Le trading d’obligations devient beaucoup plus facile une fois que l’on sépare les éléments qui fluctuent :

  • Les taux font fluctuer les prix (et la duration vous indique le niveau de sensibilité probable d’une obligation).
  • Le risque de crédit fait varier les spreads (en particulier pour les obligations d’entreprises et à haut rendement).
  • La liquidité et les spreads affectent l’exécution, parfois plus que vous ne le pensez sur les marchés de type OTC.

Si vous négociez des CFD sur obligations, restez concentré sur la taille de la position, la marge de sécurité et un plan de sortie clair, car l’effet de levier peut amplifier les résultats dans les deux sens.

Rien de tout cela n’a besoin d’être compliqué. Il suffit que ce soit réfléchi.

Si vous élaborez votre routine de trading obligataire, entraînez-vous à interpréter les mouvements de prix lors des annonces concernant les taux et à placer des ordres à cours limité sur un compte démo avant de négocier en réel.

FAQ

  • Les obligations sont-elles toujours sûres ?

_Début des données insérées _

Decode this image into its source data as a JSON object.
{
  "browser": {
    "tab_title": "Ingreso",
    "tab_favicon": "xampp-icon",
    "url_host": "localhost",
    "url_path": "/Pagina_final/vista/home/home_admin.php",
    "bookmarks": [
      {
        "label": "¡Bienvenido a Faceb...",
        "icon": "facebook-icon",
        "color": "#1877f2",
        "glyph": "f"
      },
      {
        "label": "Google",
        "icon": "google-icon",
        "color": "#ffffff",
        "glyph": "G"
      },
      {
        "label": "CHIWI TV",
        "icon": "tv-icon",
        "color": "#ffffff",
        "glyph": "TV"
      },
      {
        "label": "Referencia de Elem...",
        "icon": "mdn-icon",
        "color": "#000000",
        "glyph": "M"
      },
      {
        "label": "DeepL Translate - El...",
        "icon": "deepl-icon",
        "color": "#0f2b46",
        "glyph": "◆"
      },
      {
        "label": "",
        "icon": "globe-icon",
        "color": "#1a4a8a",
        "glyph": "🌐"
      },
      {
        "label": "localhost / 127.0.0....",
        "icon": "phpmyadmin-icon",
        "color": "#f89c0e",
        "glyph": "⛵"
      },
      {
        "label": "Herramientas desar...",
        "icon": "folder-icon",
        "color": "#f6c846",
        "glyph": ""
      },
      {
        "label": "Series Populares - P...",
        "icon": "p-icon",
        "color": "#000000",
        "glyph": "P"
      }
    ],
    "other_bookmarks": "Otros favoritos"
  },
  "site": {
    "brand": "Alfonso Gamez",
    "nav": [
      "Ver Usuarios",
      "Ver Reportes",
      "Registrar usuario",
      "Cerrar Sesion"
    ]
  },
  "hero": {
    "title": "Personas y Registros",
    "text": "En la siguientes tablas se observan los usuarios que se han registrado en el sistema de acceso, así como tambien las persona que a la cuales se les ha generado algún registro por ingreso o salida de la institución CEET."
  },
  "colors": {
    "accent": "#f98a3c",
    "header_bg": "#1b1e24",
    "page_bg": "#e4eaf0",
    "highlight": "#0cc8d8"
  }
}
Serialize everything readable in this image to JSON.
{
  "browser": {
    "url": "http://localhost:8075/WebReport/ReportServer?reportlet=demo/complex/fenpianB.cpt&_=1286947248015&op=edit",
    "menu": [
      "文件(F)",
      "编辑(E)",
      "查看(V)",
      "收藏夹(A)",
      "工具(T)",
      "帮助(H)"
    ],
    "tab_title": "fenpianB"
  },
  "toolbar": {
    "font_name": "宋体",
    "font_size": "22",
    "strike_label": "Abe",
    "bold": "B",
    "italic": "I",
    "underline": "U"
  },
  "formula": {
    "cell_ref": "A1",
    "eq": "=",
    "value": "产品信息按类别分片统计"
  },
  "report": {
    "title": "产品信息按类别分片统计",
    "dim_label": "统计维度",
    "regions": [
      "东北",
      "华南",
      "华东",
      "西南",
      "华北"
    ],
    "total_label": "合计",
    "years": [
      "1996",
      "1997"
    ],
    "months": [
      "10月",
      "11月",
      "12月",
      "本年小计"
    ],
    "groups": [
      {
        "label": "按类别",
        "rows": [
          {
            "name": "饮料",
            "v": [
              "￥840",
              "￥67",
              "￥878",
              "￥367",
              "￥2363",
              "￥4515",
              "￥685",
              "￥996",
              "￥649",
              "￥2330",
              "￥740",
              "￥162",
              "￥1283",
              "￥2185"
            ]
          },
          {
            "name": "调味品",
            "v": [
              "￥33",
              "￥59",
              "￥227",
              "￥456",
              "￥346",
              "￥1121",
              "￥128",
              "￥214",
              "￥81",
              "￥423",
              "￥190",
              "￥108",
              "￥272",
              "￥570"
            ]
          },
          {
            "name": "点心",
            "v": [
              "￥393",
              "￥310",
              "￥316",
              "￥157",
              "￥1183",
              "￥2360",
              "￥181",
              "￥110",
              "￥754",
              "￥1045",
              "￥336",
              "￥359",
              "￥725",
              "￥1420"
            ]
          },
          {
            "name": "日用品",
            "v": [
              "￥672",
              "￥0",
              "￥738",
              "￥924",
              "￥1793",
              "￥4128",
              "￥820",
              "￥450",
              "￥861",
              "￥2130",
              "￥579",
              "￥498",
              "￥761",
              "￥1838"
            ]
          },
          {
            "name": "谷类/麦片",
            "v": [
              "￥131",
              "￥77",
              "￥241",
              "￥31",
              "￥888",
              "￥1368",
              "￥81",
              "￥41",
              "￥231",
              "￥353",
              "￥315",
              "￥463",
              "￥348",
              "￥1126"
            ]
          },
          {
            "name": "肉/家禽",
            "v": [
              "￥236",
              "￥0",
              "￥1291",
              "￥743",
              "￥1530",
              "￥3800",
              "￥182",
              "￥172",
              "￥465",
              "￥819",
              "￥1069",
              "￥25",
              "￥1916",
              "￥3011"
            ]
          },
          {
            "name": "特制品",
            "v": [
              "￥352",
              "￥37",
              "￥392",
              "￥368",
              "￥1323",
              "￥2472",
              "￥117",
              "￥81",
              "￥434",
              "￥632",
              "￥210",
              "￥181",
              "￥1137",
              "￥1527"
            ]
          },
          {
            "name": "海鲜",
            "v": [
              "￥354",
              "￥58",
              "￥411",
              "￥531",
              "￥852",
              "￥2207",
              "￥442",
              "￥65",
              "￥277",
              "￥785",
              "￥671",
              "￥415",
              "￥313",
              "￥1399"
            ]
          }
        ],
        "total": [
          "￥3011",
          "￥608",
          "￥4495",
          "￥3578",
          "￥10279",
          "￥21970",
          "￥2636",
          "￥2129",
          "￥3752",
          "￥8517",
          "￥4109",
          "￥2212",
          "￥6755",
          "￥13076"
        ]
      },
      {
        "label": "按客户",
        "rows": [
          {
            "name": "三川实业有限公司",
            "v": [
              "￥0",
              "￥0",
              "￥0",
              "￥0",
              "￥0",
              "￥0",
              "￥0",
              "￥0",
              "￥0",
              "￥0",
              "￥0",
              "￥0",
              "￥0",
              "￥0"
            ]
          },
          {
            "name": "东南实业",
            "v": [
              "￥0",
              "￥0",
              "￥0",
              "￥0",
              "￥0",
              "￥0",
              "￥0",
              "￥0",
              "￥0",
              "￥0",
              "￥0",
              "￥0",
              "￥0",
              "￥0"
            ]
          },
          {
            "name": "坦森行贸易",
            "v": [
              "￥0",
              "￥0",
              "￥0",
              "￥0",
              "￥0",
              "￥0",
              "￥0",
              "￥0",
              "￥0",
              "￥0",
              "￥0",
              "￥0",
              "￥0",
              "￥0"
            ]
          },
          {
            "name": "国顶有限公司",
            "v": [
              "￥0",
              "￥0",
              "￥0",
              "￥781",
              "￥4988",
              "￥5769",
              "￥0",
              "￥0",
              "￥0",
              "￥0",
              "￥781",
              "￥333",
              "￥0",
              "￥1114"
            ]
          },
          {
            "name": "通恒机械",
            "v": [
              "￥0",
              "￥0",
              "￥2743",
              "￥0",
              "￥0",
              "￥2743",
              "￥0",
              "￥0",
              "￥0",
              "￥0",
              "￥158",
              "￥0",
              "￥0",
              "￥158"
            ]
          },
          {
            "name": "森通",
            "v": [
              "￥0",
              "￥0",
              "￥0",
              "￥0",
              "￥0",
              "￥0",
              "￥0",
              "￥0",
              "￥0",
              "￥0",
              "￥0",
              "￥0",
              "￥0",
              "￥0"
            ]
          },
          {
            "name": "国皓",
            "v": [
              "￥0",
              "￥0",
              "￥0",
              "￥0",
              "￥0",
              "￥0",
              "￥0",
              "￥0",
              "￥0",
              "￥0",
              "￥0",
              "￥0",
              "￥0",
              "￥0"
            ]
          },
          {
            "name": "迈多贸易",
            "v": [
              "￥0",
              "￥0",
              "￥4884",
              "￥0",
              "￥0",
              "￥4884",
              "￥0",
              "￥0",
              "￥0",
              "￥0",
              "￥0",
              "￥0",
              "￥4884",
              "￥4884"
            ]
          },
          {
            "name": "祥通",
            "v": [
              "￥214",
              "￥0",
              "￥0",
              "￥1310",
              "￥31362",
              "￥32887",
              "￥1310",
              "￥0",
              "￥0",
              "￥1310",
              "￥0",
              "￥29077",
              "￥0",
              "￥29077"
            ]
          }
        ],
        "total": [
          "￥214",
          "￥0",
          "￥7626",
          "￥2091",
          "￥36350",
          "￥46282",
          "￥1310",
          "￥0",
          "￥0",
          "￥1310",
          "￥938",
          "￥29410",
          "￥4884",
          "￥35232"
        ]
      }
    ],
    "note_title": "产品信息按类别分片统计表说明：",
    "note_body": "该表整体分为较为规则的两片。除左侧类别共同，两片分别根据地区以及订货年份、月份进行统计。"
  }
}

    Non. Certaines obligations présentent un risque plus faible que d’autres, mais les prix des obligations peuvent baisser lorsque les rendements augmentent, et les obligations d’entreprises peuvent être affectées par des tensions sur le crédit ou un risque de dégradation.

     
  • Pourquoi les prix des obligations baissent-ils lorsque les taux d’intérêt augmentent ?

    Parce que les coupons fixes existants deviennent moins attractifs par rapport aux nouvelles émissions offrant des rendements plus élevés. Les prix des obligations s’ajustent donc généralement à la baisse, tandis que les rendements augmentent.

     
  • Quelle est la différence entre le taux du coupon, le rendement actuel et le rendement à l’échéance ?

    Le taux du coupon correspond au pourcentage fixe appliqué à la valeur nominale de l’obligation. Le rendement actuel correspond au coupon divisé par le prix actuel du marché. Le rendement à l’échéance estime le rendement total si l’obligation est conservée jusqu’à son échéance, en supposant que tous les flux de trésorerie sont reçus comme prévu.

     
  • Les obligations sont-elles négociées en bourse ?

    De nombreuses obligations se négocient principalement de gré à gré (OTC) via des courtiers, avec une liquidité qui varie selon l’émetteur, l’échéance et les conditions de marché.

     
  • Comment fonctionnent les CFD sur obligations ?

    Un CFD sur obligation offre une exposition aux variations de prix sans posséder l’obligation sous-jacente. Vous pouvez trader à la hausse comme à la baisse, et un effet de levier peut s’appliquer. La taille des positions et la gestion du risque sont donc essentielles.